Pourquoi avez-vous décidé de vous engager en santé mieux-être au travail ?
Chez Novo SST, l’engagement en santé et mieux‑être au travail découle d’une conviction profonde : nous ne pouvons pas accompagner des organisations dans la prévention, la santé et la sécurité du travail si nous ne prenons pas d’abord soin de nos gens. Bien avant l’évolution rapide de la réalité du travail et l’arrivée de l’encadrement législatif des risques psychosociaux, nous avons voulu nous assurer que nos employé-e-s disposent d’un environnement où ils/elles se sentent soutenu-e-s, écouté-e-s et outillé-e-s. Cet engagement est un prolongement naturel de notre mission. Et c’est également ce qui nous distingue.

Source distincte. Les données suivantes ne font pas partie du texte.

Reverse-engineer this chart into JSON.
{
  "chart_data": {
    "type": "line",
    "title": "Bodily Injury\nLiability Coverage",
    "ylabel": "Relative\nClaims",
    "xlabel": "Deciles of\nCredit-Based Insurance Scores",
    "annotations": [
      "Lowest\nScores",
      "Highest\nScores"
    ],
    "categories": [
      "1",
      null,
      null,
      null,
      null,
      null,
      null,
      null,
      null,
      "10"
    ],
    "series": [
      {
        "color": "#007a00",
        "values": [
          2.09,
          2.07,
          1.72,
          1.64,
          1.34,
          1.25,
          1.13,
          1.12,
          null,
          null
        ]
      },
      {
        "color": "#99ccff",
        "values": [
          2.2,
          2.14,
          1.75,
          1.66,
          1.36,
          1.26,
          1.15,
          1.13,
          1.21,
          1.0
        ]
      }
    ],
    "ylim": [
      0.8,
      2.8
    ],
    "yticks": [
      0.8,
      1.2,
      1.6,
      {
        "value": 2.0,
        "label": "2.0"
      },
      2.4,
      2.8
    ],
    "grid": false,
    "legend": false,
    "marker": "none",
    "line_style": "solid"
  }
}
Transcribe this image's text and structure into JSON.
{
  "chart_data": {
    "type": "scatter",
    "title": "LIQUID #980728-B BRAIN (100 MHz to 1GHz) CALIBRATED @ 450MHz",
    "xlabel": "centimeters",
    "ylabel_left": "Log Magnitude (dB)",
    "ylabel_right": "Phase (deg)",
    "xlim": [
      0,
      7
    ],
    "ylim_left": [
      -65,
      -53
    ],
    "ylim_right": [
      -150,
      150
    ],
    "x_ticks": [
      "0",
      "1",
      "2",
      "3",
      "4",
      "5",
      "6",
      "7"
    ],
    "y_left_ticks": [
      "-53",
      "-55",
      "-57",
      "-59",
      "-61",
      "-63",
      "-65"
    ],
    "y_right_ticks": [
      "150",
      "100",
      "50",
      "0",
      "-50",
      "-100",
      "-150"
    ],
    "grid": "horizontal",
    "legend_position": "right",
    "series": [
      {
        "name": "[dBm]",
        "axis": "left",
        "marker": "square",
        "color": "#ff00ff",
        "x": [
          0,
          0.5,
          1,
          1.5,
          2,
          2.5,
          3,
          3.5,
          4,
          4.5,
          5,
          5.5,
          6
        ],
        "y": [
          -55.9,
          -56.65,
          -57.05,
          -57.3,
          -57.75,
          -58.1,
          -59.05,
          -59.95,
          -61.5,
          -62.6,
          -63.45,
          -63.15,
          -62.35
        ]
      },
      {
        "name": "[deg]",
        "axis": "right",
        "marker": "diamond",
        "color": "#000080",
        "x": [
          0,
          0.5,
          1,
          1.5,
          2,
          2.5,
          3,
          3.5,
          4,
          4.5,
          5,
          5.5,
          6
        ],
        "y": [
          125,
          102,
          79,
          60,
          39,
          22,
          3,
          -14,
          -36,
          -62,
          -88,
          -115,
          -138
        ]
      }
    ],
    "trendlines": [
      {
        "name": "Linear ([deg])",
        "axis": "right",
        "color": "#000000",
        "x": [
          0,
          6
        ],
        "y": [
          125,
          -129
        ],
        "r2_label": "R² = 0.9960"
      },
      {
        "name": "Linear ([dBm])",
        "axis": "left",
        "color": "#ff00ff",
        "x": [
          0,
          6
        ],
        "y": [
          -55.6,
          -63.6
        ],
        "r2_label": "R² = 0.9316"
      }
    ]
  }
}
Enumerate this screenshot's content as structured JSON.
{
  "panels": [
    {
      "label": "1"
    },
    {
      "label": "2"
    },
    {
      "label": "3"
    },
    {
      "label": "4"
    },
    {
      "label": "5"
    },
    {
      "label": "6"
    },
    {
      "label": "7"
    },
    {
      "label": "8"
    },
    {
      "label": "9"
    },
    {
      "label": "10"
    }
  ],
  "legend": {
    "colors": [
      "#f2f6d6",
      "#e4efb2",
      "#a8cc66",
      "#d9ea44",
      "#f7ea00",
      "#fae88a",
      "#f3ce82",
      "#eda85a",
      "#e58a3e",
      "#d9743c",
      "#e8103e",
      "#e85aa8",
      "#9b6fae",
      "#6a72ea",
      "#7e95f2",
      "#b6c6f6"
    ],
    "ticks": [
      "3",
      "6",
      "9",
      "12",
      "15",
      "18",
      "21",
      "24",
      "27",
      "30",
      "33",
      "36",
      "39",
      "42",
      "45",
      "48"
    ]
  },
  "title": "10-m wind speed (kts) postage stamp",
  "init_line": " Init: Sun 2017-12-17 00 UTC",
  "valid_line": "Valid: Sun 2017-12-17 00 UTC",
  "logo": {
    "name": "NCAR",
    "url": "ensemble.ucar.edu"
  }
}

Quel a été votre cheminement organisationnel en santé et mieux être au travail au cours des dernières années ?
Il s’agit également d’une réflexion qui est au cœur des préoccupations de nos dirigeant-e-s et fondateurs-trices. Au fil des années, nous avons mis en place des programmes, clarifié et bonifié certaines pratiques, mis en place un comité santé mieux-être (CSME) pour chapeauter les interventions. C’est une démarche qui a progressé avec l’entreprise, suivi son évolution et qui continue de se transformer avec les besoins des employé-e-s.
Dans ce cheminement, nous avons d’abord pris le temps de sonder ce qui était vécu à l’interne : les défis liés à la charge et à l’organisation du travail, au rythme d’exécution, à la coordination et cohésion entre les équipes. À partir de là, nous avons bâti une démarche structurée, avec une analyse de nos indicateurs RH ainsi qu’avec une réflexion stratégique. Nos collectes de données sont également très riches en informations!
Quelles ont été les différentes parties prenantes ?
Plusieurs acteurs-trices ont joué un rôle clé. La direction, d’abord, parce que son engagement est essentiel pour faire avancer une vision comme celle-là. Les gestionnaires ont été au cœur du changement : ce sont eux/elles qui ont la plus grande influence sur le climat de travail. Les employée-e-s ont aussi été des partenaires actifs-ves à travers leurs suivis dans les différentes cueillettes de données, leurs commentaires et leur implication et leur participation aux initiatives. Nous avons également sollicité des partenaires externes pour obtenir de la formation et du soutien lors de l’organisation de certaines activités. Enfin, il ne faut pas oublier notre équipe RH qui travaille fort et met son expertise à profit pour structurer la démarche et assurer sa cohérence. C’est un travail collaboratif!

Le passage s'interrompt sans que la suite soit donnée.